I got my license and walked into a classroom completely unprepared, aside from any tools I've tucked into my parental toolbox. I tell you, a teacher's toolbox is HUGE and full of a lot of thingamajigs!
So the other day I was at a tenth grade science class. Subs are often left movies to show the kids and this day the movie was Lorenzo's Oil. I had seen the movie before, but not since losing my children. So, while I knew it was a powerful movie about two parents not accepting the medical community's death sentence for their son (their only child), and their journey into medical research to eventually discover a successful treatment -- I had forgotten about the powerful struggle to keep their son alive. Literally. They were sucking his saliva because he had lost pretty much all human function. The movie gets to a scene where they are in the hospital, the mother is holding Lorenzo in her arms (he is about six years old at this point) and his suffering is almost inhumane, as is hers. He is choking and gasping and appears to be almost seizing and she is holding him across her lap telling him that if it is too difficult he can use his wings to fly to Jesus.
So here I am sitting in front of a good sized group of sophomores, tears welling in my eyes, and my chest starts to heave from the heavy emotions hitting me like a brick wall. All I could think is that I hoped no one noticed the tears streaming down my cheeks and that if they did, that not one of those students ever had to say those words to their children. I have said those words, twice I think, and not to a child so outwardly suffering.
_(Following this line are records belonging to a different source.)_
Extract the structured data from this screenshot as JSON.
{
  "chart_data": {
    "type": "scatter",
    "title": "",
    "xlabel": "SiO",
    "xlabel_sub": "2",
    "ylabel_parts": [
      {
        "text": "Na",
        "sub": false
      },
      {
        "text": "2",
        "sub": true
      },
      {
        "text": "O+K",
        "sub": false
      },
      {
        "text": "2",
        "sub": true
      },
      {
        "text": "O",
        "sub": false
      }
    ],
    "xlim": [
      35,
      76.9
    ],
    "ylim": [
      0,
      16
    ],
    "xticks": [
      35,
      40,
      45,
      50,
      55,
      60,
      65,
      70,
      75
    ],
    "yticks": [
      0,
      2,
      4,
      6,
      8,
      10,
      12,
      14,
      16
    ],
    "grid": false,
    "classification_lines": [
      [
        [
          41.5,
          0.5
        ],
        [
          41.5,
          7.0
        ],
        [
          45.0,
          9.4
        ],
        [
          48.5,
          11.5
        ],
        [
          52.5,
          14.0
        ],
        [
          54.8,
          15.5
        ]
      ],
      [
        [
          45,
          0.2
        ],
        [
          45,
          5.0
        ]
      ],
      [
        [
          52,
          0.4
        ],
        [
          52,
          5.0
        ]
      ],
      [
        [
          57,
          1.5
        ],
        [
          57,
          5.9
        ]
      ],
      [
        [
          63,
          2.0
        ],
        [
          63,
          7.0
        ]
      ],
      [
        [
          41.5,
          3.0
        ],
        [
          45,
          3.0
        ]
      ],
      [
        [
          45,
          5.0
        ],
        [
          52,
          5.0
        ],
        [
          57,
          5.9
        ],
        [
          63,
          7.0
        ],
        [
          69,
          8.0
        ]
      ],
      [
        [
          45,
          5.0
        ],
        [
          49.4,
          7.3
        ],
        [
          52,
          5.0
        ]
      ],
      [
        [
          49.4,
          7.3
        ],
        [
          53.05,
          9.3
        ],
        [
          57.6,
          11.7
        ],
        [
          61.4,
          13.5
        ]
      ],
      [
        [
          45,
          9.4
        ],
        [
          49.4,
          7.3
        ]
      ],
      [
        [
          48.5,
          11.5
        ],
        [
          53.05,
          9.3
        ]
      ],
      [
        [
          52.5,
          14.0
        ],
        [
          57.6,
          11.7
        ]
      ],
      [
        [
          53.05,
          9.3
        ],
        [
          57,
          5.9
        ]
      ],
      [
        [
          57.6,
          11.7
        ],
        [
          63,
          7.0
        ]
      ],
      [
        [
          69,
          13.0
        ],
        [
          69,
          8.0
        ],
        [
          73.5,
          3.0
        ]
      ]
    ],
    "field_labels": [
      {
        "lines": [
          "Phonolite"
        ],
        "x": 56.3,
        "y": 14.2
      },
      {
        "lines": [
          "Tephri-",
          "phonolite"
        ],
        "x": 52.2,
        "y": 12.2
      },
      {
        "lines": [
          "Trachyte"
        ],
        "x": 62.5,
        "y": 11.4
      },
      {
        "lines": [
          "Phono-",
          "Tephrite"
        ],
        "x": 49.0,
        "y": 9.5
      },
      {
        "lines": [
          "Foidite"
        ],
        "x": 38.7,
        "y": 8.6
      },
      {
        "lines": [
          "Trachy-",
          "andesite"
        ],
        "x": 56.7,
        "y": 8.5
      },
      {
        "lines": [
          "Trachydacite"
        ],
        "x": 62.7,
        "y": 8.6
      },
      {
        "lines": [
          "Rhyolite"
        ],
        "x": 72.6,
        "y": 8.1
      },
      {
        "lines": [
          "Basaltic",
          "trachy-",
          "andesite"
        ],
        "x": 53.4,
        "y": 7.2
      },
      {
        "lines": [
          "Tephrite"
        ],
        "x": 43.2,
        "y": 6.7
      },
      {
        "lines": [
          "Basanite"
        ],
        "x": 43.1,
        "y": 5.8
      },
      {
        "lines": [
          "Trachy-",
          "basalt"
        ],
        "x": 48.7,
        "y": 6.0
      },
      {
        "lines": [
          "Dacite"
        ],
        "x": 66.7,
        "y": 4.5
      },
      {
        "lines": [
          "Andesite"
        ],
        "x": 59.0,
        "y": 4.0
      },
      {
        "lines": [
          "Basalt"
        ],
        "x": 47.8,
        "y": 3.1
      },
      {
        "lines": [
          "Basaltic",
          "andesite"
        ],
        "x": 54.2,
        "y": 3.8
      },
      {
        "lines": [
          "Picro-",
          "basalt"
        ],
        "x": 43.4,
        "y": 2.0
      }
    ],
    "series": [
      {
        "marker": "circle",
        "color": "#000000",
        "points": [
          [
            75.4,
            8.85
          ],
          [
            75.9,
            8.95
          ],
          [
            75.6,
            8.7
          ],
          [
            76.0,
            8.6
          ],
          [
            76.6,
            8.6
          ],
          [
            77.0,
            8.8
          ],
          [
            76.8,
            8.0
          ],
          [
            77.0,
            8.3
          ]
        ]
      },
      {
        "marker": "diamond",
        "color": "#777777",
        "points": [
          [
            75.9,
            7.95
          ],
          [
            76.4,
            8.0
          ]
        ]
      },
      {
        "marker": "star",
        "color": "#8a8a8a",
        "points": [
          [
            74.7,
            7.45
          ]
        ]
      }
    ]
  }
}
In those moments, Lorenzo was my sons, and I was his mother.
This broadsided me so hard, I found myself out of sorts after the movie - a bit snippy, and just shaken to put it bluntly. It stuck with me all day, in the back of my throat, threatening to steal my breath and knock me flat on my back. I lost Wyatt fourteen and a half years ago and that movie brought me directly into my hospital room, my small newborn son in my hands, dying ever so slowly.
Oddly enough, I am reading about anxiety, processing, grief, and a multitude of other self-care items and today's tidbit is to take in the bad and give away the good. To inhale the pain - my own and that of people all over the world who feel the same pain that I do - and embrace it. To live it and exhale the comfortable. It is about embracing the bad and stopping the chase of what we think is good. It is about being uncomfortable. Not unlike yoga, an uncomfortable stretching of our muscles and body to expand what we can do and build strength.
I inhaled a lot of bad that day. It hurt so bad I exhaled and tried to blow it away. Writing this has brought it back and I'm going to go embrace it and see what happens. Wish me luck.